I used to complain about the hefty price of $23 a can for Charlie’s specialty infant formula. We don’t qualify for WIC and I was told our insurance would not cover it. Until she was switched to another formula at nine months, I had to bite the bullet and pay out of pocket.
Just thinking about that first formula made me wince up until today. It was today that I found out the price of her latest medical food (formula is called medical food when children are no longer infants) and I thought I was going to be sick.
What is a mother to do when her child can not consume adequate nutrition through food but can not afford the doctor’s recommended alternative? There is no choice. I had to figure it out. I knew there had to be a way to get it covered. But, how?
First, I called Charlie’s primary insurance carrier. Sadly, each time I call Charlie’s insurance provider, I hope that the person answering will be friendly, helpful, and accommodating. Not this time. Not ever.
I got a smoke screen. The representative on the phone explained that our drug plan should cover it.
Next, I called Charlie’s prescription drug plan carrier. While I was invited to order the formula through the mail order pharmacy, I was told because it does not technically require a prescription to be dispensed it was not covered.
Afterwards, I called Charlie’s secondary insurance. This time, I was told Charlie’s doctor would have to call before they would even discuss coverage. The person was curt and would not provide any helpful details.
For a moment, I was frustrated and wanted to cry.
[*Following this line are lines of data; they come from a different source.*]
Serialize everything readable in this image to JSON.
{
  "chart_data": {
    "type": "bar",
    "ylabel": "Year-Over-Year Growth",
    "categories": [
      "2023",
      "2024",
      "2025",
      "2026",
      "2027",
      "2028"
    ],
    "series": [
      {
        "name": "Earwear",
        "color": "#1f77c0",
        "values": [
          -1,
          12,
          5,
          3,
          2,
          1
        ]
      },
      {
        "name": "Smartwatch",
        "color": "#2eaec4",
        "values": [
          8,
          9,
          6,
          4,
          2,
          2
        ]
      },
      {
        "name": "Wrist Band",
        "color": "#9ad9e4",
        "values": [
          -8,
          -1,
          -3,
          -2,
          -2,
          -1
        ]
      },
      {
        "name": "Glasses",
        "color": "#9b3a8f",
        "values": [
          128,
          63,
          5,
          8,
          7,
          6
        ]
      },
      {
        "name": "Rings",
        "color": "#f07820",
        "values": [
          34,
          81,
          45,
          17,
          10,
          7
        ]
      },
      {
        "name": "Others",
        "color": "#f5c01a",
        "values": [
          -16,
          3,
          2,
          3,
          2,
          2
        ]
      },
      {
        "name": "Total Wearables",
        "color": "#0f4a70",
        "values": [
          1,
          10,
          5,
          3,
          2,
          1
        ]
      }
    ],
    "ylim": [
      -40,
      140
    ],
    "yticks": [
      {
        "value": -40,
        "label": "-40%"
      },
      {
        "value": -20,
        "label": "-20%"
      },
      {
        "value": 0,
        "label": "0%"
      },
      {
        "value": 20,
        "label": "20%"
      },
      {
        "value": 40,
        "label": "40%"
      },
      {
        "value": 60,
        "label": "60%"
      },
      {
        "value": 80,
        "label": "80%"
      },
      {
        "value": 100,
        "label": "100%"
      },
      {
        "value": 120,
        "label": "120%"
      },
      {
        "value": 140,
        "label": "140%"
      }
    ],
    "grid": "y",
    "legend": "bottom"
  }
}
However, I continued to hunt for a solution. During my search, I discovered many of the medical nutrition companies have pages on their websites that address insurance concerns such as the pages found here, here, here, and here. Apparently, I’m not the only parent who has faced or will face this problem.
I called one of the helplines offered off of a nutrition company’s website. The woman who answered was incredibly helpful in dealing with my insurance company. After an afternoon on the phone with Charlie’s insurance providers and waging a small battle, I found out it is possible to get medical food covered under the Durable Medical Equipment portion of the policies.
Charlie’s prescribing doctor needs to write a letter of medical necessity, supply the needed codes, and speak with the insurance providers. Things are now in his hands. There is a good chance the medical food will be covered.
For some time now, I’ve held on to the thought that the business side of our country’s health care system is shameful. I thought I had seen the worst of it ranging from the uncooperative and seemingly deceptive insurance companies to exorbitant pharmaceutical and equipment prices.
Today, my respect for our country’s health care system has reached a new low. I find it despicable that I’m excited by the slightest possibility I will be able to feed my child the nutrition she requires.